The court frames the question as whether the public’s interest in keeping an area pristine differs in kind or quality from a tribe’s religious interest in keeping an area pristine. The answer is that it does not. “[T]he only public nuisance cases in which we have recognized special injury involved property or pecuniary interests . . .” And even if they didn’t — which the court admits (in a paragraph apparently added after its author read the dissent) that they didn’t do so “expressly” — limiting “special injury” to property and pecuniary matters is a good idea. That’s because its consistent with the reasons for the special-injury requirement, which are to prevent multiple actions for a single, common wrong and to prevent courts from taking over the regulation of such issues from other branches of government.

It may be more helpful to understand those as reasons not for the special-injury requirement but for the general rule to which it is an exception: a private action doesn’t lie against a public nuisance. But that’s the way they were described in Armory Park.

In any event, what the court is saying is that the exception, if not limited, devours the rule; if “special injury” is subjective then anyone can sue to block anything regardless of any administrative or legislative conclusion or decision. The rest of the majority opinion expands on this in the course of discussing the precedent in quite some detail.
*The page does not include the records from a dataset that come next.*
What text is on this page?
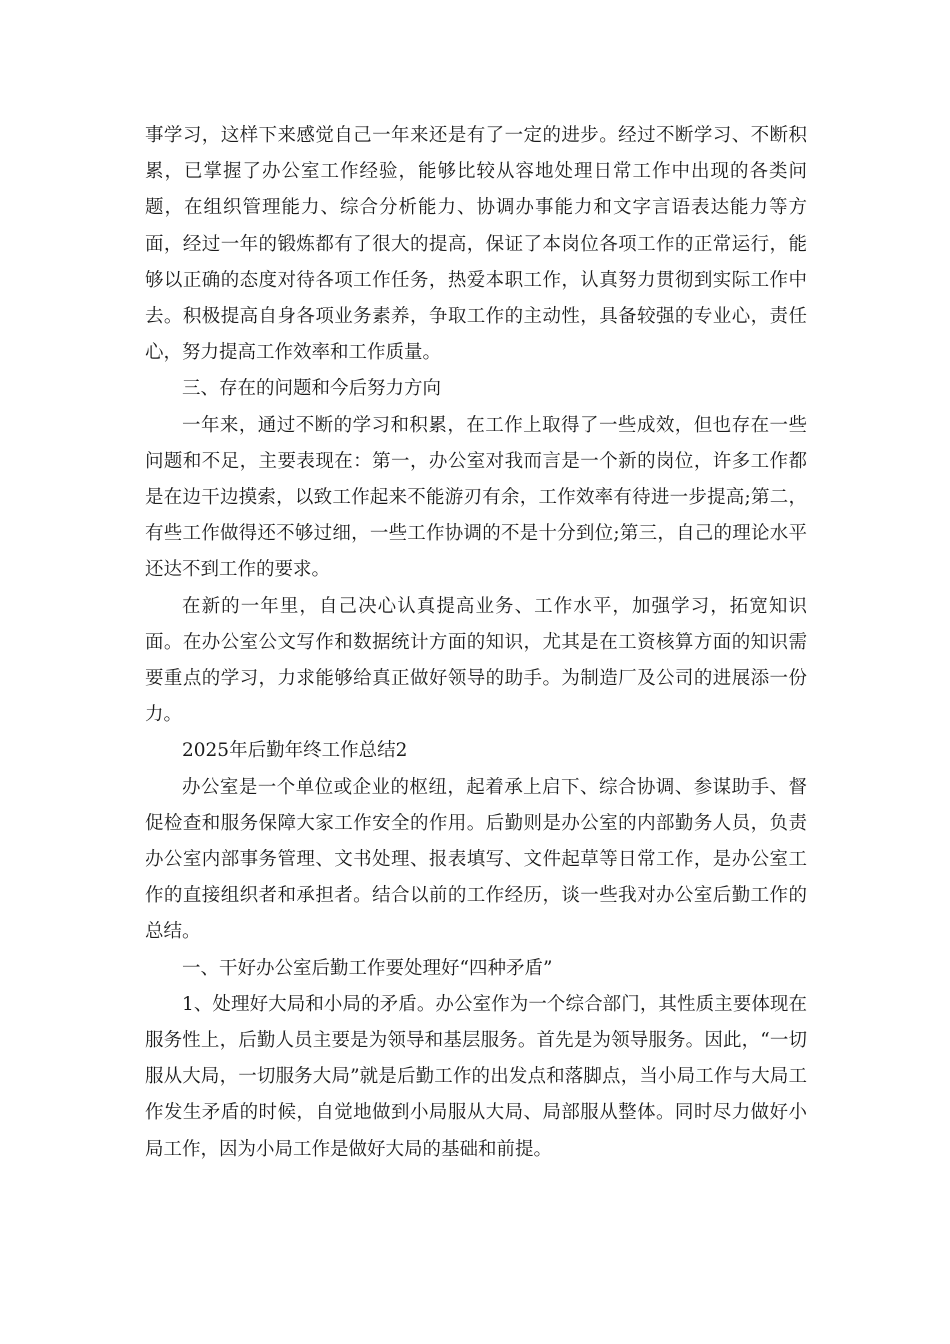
事学习，这样下来感觉自己一年来还是有了一定的进步。经过不断学习、不断积累，已掌握了办公室工作经验，能够比较从容地处理日常工作中出现的各类问题，在组织管理能力、综合分析能力、协调办事能力和文字言语表达能力等方面，经过一年的锻炼都有了很大的提高，保证了本岗位各项工作的正常运行，能够以正确的态度对待各项工作任务，热爱本职工作，认真努力贯彻到实际工作中去。积极提高自身各项业务素养，争取工作的主动性，具备较强的专业心，责任心，努力提高工作效率和工作质量。

三、存在的问题和今后努力方向

一年来，通过不断的学习和积累，在工作上取得了一些成效，但也存在一些问题和不足，主要表现在：第一，办公室对我而言是一个新的岗位，许多工作都是在边干边摸索，以致工作起来不能游刃有余，工作效率有待进一步提高;第二，有些工作做得还不够过细，一些工作协调的不是十分到位;第三，自己的理论水平还达不到工作的要求。

在新的一年里，自己决心认真提高业务、工作水平，加强学习，拓宽知识面。在办公室公文写作和数据统计方面的知识，尤其是在工资核算方面的知识需要重点的学习，力求能够给真正做好领导的助手。为制造厂及公司的进展添一份力。

2025年后勤年终工作总结2

办公室是一个单位或企业的枢纽，起着承上启下、综合协调、参谋助手、督促检查和服务保障大家工作安全的作用。后勤则是办公室的内部勤务人员，负责办公室内部事务管理、文书处理、报表填写、文件起草等日常工作，是办公室工作的直接组织者和承担者。结合以前的工作经历，谈一些我对办公室后勤工作的总结。

一、干好办公室后勤工作要处理好“四种矛盾”

1、处理好大局和小局的矛盾。办公室作为一个综合部门，其性质主要体现在服务性上，后勤人员主要是为领导和基层服务。首先是为领导服务。因此，“一切服从大局，一切服务大局”就是后勤工作的出发点和落脚点，当小局工作与大局工作发生矛盾的时候，自觉地做到小局服从大局、局部服从整体。同时尽力做好小局工作，因为小局工作是做好大局的基础和前提。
The dissent says that “the general public does not have millennia of religious practice in the area that will be covered in a fine film of reclaimed sewage.” That gives you the flavor of it — rather more elegantly written than the majority, despite the questionable metaphor, but more a brief than an opinion. The dissent repeatedly mentions the claimed age of the religious practices — “millenia” — which is thoroughly unprovable factually but which does raise interesting issues about the law of nuisance, none of which the dissent mentions.